Foreign direct investment in Canada fell 5.5 percent in 2024, and early indicators suggest further decline in 2025. Since Carney’s election, capital flight has accelerated amid concerns over high taxes, regulatory complexity, and bureaucratic inertia. Desjardins Chief Economist Jimmy Jean told Global News on November 4, “I would’ve hoped to see something much bolder to stimulate the private sector.”

Without structural reform, Canada risks reinforcing its reputation as a difficult place to do business. The budget’s emphasis on long-term investment is welcome, but unless it is paired with tax competitiveness, regulatory clarity, and faster permitting, investor sentiment may continue to deteriorate.

Defence, Immigration, and Youth: Targeted but Incomplete

Military: Budget 2025 allocates $81.8 billion over five years to rebuild and rearm the Canadian Armed Forces. This includes $20.4 billion for recruitment and pay, $19 billion for infrastructure upgrades, and $10.9 billion for equipment modernization. However, the plan lacks detailed timelines, procurement schedules, and project breakdowns. Critics note a recurring credibility gap: large defence announcements without execution plans undermine trust in Canada’s ability to meet NATO commitments or modernize its forces.

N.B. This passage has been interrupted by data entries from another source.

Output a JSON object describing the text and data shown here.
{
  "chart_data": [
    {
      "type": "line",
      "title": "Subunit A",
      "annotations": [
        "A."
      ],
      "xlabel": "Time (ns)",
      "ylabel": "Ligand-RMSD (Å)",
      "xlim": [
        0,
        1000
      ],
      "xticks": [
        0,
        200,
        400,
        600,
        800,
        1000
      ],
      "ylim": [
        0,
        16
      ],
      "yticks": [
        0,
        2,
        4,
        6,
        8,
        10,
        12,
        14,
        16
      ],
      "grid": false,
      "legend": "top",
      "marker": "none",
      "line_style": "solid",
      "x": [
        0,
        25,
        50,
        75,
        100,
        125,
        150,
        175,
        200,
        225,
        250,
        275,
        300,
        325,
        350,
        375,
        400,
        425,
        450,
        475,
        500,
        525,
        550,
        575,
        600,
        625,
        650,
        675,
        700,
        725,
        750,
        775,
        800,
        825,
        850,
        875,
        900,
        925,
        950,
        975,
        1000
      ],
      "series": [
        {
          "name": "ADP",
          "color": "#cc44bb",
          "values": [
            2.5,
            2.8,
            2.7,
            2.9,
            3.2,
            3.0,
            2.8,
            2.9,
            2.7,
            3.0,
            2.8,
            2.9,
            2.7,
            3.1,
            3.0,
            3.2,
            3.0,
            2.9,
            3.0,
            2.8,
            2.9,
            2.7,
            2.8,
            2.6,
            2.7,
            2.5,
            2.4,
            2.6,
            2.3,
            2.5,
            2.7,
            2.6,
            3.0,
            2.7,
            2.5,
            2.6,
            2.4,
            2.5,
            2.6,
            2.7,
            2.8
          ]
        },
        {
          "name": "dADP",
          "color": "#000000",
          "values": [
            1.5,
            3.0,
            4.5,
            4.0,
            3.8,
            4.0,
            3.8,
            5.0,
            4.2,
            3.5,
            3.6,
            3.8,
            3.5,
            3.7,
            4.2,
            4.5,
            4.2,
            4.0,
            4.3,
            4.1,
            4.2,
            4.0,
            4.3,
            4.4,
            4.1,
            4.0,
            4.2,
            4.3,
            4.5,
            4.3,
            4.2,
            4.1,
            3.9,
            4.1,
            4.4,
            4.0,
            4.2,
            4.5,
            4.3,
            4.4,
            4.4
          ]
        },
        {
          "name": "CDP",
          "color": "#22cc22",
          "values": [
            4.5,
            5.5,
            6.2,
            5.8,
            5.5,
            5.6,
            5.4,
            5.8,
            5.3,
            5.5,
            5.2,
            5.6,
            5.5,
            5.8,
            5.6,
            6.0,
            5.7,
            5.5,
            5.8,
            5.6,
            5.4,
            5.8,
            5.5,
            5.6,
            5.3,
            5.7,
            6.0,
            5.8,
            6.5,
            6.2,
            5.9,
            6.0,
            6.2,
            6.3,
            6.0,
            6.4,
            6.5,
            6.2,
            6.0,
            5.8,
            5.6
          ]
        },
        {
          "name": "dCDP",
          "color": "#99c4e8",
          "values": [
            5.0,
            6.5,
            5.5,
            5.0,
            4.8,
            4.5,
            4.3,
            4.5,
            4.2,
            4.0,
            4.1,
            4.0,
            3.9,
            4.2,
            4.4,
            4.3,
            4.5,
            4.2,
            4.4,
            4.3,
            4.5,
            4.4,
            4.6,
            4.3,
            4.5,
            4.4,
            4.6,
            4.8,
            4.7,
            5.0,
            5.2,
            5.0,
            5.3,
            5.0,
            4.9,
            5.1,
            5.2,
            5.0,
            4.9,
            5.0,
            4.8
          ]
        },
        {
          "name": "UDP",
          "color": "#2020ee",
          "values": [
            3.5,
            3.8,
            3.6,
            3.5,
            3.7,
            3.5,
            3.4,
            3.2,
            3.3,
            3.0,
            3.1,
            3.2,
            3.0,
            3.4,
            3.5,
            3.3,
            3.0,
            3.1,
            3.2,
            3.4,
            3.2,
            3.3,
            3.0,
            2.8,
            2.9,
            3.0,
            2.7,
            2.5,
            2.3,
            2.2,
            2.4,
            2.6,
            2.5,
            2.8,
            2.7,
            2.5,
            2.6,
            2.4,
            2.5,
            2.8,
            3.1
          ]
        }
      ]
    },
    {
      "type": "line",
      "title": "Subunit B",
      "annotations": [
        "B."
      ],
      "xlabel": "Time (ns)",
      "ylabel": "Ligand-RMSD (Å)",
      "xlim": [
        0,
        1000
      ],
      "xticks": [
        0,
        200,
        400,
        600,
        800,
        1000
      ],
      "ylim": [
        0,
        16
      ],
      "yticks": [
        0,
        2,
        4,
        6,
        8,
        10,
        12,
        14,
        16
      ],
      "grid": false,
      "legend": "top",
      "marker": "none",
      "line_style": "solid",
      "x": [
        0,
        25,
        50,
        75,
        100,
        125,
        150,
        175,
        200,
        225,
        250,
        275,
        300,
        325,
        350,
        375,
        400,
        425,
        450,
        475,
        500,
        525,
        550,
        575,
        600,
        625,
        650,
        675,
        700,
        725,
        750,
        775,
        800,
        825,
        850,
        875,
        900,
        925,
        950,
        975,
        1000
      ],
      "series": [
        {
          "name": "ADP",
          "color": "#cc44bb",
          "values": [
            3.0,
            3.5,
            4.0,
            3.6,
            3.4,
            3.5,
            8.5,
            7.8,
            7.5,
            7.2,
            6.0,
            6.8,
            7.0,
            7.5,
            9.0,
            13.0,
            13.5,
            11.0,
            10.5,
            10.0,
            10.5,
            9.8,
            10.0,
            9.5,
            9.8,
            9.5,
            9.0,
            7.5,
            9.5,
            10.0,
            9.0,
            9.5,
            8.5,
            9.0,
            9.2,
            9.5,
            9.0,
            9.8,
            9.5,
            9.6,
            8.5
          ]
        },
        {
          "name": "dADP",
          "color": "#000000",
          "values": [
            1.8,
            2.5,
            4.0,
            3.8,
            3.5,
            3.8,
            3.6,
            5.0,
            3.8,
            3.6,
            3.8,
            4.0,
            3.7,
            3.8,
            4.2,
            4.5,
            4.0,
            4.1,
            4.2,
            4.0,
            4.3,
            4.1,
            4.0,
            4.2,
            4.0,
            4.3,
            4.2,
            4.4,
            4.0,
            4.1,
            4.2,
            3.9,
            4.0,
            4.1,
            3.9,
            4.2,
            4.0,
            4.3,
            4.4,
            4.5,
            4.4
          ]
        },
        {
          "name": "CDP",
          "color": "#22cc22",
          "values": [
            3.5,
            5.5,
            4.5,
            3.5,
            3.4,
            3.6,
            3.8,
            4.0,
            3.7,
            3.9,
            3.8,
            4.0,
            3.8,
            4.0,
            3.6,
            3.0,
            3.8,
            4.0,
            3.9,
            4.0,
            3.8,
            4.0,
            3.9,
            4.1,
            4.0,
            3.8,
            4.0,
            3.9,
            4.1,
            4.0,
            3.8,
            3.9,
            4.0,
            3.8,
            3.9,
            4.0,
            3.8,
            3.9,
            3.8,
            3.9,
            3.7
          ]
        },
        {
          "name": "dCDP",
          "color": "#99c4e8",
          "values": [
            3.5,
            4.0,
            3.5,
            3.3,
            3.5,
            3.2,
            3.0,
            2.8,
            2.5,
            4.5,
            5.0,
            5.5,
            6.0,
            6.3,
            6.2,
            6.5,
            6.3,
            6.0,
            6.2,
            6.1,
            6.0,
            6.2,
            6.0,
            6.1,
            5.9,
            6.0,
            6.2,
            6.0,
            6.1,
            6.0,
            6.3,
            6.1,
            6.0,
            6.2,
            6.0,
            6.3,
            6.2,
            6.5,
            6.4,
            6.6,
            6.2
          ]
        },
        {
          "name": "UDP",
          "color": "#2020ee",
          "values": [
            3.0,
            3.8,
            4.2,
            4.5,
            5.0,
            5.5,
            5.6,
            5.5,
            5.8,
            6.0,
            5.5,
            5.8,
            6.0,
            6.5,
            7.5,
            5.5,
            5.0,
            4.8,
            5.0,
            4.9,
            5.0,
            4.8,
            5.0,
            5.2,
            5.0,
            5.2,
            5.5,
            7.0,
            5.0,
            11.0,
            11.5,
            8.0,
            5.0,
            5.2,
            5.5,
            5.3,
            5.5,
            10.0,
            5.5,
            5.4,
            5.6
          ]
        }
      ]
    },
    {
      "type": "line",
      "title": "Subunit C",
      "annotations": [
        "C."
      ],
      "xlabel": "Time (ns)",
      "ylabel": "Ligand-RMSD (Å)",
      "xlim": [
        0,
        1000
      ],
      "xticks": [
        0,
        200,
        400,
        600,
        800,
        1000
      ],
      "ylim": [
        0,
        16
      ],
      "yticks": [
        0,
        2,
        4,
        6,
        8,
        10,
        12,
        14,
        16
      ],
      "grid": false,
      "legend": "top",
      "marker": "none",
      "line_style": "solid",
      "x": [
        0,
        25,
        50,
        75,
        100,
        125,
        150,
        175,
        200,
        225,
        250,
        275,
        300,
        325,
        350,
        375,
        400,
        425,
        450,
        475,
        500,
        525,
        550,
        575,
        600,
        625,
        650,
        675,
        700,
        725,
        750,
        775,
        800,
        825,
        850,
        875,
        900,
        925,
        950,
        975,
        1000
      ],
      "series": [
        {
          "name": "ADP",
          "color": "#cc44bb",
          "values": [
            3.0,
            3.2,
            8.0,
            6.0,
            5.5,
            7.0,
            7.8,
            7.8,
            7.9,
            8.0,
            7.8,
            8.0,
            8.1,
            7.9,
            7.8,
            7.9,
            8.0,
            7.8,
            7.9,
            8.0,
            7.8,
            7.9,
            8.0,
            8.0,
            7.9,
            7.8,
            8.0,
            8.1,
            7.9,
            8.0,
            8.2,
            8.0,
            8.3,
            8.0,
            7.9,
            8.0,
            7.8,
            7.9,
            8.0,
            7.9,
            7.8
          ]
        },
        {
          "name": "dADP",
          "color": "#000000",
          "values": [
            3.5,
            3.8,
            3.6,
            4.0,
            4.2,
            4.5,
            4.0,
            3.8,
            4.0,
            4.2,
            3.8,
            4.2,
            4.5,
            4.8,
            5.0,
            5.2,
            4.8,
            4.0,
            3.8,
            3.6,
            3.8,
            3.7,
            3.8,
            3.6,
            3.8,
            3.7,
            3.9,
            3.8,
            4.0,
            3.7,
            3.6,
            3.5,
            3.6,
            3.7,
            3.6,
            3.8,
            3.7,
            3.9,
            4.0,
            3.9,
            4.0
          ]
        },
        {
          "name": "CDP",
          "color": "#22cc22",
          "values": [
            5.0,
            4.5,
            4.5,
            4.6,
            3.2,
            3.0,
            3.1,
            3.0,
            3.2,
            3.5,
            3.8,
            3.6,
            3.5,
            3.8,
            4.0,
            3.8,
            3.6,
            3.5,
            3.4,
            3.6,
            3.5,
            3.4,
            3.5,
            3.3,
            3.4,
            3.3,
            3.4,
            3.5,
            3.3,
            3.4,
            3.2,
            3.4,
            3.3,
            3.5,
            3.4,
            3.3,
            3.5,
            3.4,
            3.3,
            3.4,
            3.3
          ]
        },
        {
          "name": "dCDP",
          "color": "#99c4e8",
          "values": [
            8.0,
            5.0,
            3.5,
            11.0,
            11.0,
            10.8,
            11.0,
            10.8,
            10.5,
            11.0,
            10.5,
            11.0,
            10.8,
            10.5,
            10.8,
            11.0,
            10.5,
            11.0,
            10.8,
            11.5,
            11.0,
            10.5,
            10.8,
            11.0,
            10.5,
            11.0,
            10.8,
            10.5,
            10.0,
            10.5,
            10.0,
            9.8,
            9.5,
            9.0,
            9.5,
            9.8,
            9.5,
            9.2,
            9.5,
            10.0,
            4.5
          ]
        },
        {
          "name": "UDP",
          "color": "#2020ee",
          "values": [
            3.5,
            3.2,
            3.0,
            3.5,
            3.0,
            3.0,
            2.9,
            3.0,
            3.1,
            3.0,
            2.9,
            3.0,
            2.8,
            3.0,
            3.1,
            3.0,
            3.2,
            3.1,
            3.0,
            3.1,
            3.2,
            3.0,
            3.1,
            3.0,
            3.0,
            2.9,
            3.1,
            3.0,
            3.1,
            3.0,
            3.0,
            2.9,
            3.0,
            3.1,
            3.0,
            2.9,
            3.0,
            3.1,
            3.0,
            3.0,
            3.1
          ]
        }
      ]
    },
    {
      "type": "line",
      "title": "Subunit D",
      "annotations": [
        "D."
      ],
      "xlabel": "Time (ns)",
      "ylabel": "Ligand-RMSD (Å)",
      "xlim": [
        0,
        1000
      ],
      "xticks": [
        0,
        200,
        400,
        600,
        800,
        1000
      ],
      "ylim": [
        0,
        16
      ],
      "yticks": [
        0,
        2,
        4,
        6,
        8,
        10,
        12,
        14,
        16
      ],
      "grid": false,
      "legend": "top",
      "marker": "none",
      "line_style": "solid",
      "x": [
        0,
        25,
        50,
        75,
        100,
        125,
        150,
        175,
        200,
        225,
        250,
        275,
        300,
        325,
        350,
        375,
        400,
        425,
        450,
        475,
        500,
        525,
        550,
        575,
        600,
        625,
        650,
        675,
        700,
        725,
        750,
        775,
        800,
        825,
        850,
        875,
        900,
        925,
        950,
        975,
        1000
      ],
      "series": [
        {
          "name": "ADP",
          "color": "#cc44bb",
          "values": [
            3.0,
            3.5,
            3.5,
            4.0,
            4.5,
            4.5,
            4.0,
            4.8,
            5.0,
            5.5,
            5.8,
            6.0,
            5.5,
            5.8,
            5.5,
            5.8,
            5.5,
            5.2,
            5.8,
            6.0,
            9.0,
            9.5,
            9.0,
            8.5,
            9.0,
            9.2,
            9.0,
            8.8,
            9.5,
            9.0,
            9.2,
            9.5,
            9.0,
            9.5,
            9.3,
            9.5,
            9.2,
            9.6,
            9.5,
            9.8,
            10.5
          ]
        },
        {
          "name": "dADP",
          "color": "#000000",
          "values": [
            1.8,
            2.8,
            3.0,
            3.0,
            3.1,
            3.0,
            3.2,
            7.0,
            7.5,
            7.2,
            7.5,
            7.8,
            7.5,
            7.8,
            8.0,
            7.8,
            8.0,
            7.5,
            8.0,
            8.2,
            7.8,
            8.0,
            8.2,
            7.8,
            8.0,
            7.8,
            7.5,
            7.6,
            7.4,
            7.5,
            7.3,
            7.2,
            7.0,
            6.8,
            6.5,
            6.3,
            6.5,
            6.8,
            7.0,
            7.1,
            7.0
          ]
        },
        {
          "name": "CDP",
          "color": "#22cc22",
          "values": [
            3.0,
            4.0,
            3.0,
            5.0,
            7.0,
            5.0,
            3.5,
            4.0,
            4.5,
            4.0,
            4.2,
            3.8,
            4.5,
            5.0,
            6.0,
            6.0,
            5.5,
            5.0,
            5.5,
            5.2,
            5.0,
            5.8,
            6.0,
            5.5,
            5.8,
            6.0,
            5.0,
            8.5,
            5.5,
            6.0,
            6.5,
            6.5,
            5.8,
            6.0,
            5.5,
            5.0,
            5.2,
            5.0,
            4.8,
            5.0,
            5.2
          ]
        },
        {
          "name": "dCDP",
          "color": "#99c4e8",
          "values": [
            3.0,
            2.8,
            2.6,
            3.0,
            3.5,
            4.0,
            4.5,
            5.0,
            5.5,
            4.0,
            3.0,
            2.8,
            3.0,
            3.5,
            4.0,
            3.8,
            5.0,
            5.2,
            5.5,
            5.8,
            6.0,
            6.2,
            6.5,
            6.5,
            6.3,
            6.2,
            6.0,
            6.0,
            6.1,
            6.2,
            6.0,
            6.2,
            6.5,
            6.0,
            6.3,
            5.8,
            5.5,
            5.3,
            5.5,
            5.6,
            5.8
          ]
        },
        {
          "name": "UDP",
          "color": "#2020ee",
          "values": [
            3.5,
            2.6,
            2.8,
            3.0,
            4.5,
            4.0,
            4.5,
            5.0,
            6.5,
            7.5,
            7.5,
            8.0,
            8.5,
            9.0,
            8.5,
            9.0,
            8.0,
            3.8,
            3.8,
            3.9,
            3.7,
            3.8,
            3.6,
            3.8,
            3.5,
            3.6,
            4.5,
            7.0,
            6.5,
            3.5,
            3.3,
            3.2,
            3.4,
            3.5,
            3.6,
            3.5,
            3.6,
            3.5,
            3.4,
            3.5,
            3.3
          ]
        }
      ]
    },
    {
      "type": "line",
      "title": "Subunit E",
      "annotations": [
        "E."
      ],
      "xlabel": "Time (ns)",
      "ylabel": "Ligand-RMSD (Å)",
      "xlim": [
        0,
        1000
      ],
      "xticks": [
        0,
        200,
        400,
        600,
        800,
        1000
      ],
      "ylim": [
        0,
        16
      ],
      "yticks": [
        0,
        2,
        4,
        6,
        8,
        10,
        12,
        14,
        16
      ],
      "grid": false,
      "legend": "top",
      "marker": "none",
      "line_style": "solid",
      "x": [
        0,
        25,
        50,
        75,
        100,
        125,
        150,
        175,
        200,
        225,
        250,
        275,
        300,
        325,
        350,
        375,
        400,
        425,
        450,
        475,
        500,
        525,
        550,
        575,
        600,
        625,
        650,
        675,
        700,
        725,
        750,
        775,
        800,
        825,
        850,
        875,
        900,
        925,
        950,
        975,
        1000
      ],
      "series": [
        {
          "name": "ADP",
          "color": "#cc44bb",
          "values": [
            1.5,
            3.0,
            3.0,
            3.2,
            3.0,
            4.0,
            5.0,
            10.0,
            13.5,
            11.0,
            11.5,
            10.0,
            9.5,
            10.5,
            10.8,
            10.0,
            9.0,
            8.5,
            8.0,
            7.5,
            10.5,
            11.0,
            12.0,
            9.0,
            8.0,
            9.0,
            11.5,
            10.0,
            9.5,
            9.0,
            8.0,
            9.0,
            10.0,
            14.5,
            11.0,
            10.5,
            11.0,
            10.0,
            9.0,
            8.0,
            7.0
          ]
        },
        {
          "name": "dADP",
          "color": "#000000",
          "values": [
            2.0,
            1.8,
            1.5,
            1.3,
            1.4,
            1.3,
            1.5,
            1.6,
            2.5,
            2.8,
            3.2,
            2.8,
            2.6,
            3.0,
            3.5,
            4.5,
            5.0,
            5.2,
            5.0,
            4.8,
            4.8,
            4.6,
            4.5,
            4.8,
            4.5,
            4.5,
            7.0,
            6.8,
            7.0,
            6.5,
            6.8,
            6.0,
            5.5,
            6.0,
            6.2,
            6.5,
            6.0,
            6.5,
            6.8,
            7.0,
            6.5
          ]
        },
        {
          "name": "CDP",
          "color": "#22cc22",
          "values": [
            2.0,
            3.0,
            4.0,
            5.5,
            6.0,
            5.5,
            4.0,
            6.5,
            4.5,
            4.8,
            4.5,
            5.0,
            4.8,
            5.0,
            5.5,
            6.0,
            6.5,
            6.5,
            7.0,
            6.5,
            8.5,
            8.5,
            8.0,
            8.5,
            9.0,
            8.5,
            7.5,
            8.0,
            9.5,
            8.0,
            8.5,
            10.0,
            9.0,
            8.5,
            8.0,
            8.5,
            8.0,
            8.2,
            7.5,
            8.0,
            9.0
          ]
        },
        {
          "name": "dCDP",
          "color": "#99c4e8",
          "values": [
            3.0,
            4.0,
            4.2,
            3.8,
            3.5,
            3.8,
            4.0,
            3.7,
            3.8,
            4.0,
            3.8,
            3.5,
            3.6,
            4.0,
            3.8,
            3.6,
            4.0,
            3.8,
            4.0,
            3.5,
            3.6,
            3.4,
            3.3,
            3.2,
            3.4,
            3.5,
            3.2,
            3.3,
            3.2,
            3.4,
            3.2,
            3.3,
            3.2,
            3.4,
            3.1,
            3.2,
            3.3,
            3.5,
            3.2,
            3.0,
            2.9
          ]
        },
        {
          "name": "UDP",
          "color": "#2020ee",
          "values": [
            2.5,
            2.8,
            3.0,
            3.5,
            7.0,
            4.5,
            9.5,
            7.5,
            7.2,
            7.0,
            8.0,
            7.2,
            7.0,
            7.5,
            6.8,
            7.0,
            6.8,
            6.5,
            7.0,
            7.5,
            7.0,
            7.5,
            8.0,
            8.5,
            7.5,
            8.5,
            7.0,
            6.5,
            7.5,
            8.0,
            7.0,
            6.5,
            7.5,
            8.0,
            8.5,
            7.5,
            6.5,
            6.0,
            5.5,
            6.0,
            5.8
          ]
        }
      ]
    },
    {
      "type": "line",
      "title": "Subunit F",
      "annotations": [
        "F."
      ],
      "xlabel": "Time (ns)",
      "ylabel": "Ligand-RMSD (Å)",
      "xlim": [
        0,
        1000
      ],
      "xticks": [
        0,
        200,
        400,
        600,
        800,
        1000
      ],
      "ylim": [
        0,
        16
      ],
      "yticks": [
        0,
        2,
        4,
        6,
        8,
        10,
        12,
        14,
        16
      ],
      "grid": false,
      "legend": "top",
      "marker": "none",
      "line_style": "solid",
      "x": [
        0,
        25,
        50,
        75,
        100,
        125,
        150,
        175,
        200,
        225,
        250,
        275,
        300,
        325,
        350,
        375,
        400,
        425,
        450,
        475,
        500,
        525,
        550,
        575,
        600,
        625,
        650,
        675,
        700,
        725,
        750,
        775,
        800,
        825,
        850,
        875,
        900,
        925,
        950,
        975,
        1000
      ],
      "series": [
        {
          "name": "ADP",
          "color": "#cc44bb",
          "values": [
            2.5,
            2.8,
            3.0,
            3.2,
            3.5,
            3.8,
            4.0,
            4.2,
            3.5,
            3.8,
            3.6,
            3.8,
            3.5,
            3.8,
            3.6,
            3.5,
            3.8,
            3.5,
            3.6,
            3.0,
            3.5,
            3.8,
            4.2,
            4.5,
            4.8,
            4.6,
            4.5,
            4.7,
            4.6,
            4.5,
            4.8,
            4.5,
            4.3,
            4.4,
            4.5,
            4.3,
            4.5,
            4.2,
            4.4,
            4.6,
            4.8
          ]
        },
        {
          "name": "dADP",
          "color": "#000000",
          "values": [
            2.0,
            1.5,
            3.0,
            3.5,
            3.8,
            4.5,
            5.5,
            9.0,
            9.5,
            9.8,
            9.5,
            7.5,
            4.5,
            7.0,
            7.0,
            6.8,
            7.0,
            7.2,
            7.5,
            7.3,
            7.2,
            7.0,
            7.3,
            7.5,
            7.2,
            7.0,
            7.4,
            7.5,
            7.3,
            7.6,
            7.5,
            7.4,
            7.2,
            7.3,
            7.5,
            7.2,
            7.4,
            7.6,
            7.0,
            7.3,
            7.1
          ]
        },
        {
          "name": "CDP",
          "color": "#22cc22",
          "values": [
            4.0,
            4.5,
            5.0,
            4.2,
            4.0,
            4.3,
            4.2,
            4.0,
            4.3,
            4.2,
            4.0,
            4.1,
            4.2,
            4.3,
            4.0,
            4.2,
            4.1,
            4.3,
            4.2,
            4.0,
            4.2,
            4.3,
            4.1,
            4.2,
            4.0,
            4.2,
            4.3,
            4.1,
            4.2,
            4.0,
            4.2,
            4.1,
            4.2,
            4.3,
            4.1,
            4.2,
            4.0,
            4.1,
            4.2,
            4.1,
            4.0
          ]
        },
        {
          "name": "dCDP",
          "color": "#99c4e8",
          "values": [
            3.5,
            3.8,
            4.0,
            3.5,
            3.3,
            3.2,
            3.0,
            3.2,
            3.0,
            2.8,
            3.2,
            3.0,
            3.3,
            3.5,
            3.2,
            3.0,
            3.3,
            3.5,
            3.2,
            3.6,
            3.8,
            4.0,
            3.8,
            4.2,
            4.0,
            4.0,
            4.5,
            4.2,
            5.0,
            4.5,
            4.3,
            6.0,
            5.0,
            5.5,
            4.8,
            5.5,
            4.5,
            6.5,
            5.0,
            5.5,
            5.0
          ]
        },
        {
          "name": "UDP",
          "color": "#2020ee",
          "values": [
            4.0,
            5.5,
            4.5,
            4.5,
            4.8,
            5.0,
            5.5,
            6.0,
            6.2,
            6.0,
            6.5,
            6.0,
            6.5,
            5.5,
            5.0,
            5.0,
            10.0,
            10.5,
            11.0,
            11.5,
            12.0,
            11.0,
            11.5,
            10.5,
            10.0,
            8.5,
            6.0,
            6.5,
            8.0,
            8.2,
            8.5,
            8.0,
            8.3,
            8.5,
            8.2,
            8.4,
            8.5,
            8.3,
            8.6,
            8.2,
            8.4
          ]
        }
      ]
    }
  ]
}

Immigration: The budget freezes permanent resident admissions at 395,000 for 2025 and reduces targets to 380,000 annually from 2026 to 2028. Temporary immigration will be cut to 370,000 by 2028. While the government says this aligns immigration with housing and healthcare capacity, critics argue the numbers remain too high. With youth unemployment at 14.7 percent and general unemployment at 6.4 percent, some economists and provincial leaders have called for a cap closer to 200,000 annually to ease pressure on social services and infrastructure.

Youth: Budget 2025 commits over $1.5 billion over three years to youth employment and training. This includes $594.7 million for the Canada Summer Jobs program (100,000 placements), $635.2 million for the Student Work Placement Program (55,000 opportunities), and $307.9 million for skills training in the trades and climate sectors. However, with youth unemployment reaching 14.7 percent in September 2025 and 20.8 percent among teens aged 15–19, critics say the measures are insufficient to address the scale of the crisis. Economist Jenna Benchetrit told CBC News, “Ottawa will have to go deeper to address root issues impacting youth.”

Political Outlook: Minority Manoeuvring

The budget faces a fractured Parliament. Opposition parties are voicing strong critiques, but analysts expect it to pass with minor amendments. Public sector unions are mobilizing against staffing cuts, and the political cost of austerity may rise.

Final Assessment: A Budget of Contradictions

Budget 2025 is expansive, ambitious, and deeply polarizing. It offers long-term investments, a pivot toward competitiveness, and a break from short-termism. But it also expands bureaucracy, underdelivers on affordability, and leaves critical gaps in defence credibility, immigration sustainability, and youth opportunity.

Supporters call it visionary. Critics call it reckless. What’s clear is that the government’s credibility no longer rests on how well it can announce—but on whether it can deliver. Canadians have heard the speeches. They’ve seen the plans. What they need now is execution—clear, measurable, and fast.

Without it, Budget 2025 risks becoming not a turning point, but a cautionary tale — a government that mistook motion for progress and ambition for achievement.